Around 250 workers at Renaud-Bray bookstores in Quebec went on a 48-hour strike this past weekend after 10 months of fruitless negotiation where management has refused to fulfill not even one of the workers’ demands. The workers, organized by SEPB (Syndicat des employées et employés professionnels-les et de bureau), which is affiliated to the FTQ (Fédération des travailleurs et travailleuses du Québec), have been negotiating since November of last year. Earlier this month, the workers overwhelmingly voted for a strike mandate, with 81% supporting the need to go on strike if negotiations did not move forward.

Renaud-Bray is the largest chain of French-language bookstores in North America, and the biggest chain of bookstores in Canada after Chapters/Indigo. It has close to 30 outlets across Quebec. At the heart of the negotiation are questions of recognition of their profession as book sellers, stability in hours, and salary. The poverty wages that the Renaud-Bray workers have to live with garnered a lot of disbelief from customers once informed by striking workers. Workers with one-year’s experience at Renaud-Bray earn only $10.39 per hour; wages rise to $11.13/hour after three-years’ experience, to $11.82/hour after five years, and just $12.78 after eight-years’ experience!  Quebec’s minimum wage is currently $10.15/hour. “Incroyable, incroyable,” said one customer, shaking his head in disbelief when shown this figure.

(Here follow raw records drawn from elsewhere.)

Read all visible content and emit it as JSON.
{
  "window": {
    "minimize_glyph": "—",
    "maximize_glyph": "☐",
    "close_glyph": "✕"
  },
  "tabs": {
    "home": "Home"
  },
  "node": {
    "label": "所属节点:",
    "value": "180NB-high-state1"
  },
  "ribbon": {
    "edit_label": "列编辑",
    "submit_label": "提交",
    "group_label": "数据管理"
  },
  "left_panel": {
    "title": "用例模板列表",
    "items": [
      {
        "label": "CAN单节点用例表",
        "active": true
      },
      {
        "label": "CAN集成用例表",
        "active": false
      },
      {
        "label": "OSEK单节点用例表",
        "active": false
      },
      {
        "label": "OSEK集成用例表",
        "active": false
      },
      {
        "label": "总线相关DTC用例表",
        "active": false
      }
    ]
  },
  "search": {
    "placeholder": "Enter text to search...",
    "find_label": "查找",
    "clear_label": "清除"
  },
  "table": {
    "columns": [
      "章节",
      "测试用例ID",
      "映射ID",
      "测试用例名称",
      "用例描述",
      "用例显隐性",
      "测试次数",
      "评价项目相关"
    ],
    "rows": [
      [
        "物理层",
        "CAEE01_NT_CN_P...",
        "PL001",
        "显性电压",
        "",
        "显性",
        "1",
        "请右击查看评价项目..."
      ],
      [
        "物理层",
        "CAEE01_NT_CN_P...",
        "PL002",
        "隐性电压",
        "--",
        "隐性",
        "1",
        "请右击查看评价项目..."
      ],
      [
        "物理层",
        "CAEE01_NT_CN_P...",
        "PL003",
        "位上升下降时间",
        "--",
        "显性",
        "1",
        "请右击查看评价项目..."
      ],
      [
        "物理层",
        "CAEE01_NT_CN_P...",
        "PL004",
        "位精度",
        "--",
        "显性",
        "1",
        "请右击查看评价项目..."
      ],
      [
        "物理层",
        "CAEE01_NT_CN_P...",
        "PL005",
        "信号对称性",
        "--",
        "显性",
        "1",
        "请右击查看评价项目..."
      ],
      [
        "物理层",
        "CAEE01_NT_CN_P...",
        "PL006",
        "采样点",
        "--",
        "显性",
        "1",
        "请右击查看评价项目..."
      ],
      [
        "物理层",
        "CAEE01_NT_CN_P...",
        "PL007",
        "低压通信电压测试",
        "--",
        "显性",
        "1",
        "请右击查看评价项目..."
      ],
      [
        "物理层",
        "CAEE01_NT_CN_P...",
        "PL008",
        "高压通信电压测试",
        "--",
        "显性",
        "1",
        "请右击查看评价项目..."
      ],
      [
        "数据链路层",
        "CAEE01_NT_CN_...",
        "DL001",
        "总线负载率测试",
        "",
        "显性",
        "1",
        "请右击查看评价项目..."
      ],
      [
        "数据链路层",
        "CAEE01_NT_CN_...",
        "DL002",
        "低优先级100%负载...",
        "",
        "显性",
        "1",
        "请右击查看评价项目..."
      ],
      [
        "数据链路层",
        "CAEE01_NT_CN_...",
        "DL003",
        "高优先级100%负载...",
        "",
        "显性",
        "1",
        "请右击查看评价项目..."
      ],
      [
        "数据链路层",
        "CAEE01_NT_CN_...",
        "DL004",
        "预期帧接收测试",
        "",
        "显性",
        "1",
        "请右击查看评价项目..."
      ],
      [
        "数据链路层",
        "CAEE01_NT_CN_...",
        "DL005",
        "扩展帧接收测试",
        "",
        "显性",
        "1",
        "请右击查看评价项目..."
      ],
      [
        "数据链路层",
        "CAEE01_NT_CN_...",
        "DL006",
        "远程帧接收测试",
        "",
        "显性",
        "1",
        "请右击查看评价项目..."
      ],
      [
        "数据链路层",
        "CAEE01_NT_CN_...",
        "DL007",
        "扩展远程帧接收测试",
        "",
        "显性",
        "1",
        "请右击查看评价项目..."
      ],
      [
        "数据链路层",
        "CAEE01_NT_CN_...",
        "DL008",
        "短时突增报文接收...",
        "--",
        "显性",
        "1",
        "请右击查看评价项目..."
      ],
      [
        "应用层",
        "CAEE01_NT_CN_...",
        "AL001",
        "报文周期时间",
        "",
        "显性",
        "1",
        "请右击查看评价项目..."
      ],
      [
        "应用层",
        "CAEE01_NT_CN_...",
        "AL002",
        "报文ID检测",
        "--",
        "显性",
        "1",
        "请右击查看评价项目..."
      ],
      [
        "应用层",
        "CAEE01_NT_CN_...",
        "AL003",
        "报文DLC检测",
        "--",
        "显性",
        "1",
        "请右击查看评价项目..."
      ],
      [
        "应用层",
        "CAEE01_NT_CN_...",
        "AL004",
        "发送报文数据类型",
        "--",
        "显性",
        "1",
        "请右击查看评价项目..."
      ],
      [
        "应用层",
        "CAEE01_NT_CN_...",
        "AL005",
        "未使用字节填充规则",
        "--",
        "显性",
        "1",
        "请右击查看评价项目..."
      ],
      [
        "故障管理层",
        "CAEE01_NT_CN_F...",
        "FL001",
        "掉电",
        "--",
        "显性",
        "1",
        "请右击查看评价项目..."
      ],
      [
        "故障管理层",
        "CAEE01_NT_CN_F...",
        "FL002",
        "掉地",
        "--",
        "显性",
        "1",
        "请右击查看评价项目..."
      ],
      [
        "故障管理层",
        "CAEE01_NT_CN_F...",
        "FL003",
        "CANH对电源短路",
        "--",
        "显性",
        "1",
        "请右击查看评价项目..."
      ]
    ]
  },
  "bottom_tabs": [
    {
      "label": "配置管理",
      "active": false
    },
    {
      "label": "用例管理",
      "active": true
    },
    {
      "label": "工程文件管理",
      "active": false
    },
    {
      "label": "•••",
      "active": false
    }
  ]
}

The union is demanding a 3% annual increase for the next three years, but have yet to receive any response from the owner of Renaud-Bray

Moreover, the workers demand clarity in their profession as a bookseller. They possess the skills and knowledge in literature and they demand that their job is to advise and assist customers in finding the books that they need, not to do clerk functions or even scrub toilets as has happened in some branches. Pascale, who has worked for 3-and-a-half years at Renaud-Bray, said, “We want to be recognized. People who have worked here for 10, 15, 20 years, the employer does not want to recognize them as official booksellers.”

Supporters of La Riposte and Fightback were present in solidarity at one of the picket lines, at the Renaud-Bray branch at Avenue du Parc, standing with the workers on the picket line and help their struggle by informing customers and passersby about the strike. A couple of days before the strike, half a dozen La Riposte supporters went out fliering at three Renaud-Bray branches, giving out information to customers about the struggle of the Renaud-Bray workers.

At the Renaud-Bray location at Avenue du Parc, the bookstore remained open with only three managers operating the whole store. Many customers refused to cross the picket line after learning about the strike and gave their encouragement to the workers. Even though the weather was cold and wet, the workers were enthusiastic and energetic.

The workers hope that this 48-hour strike will put pressure to the management and could result in a better negotiation process. However, they are also ready to strike again if there is no progress on the negotiation table.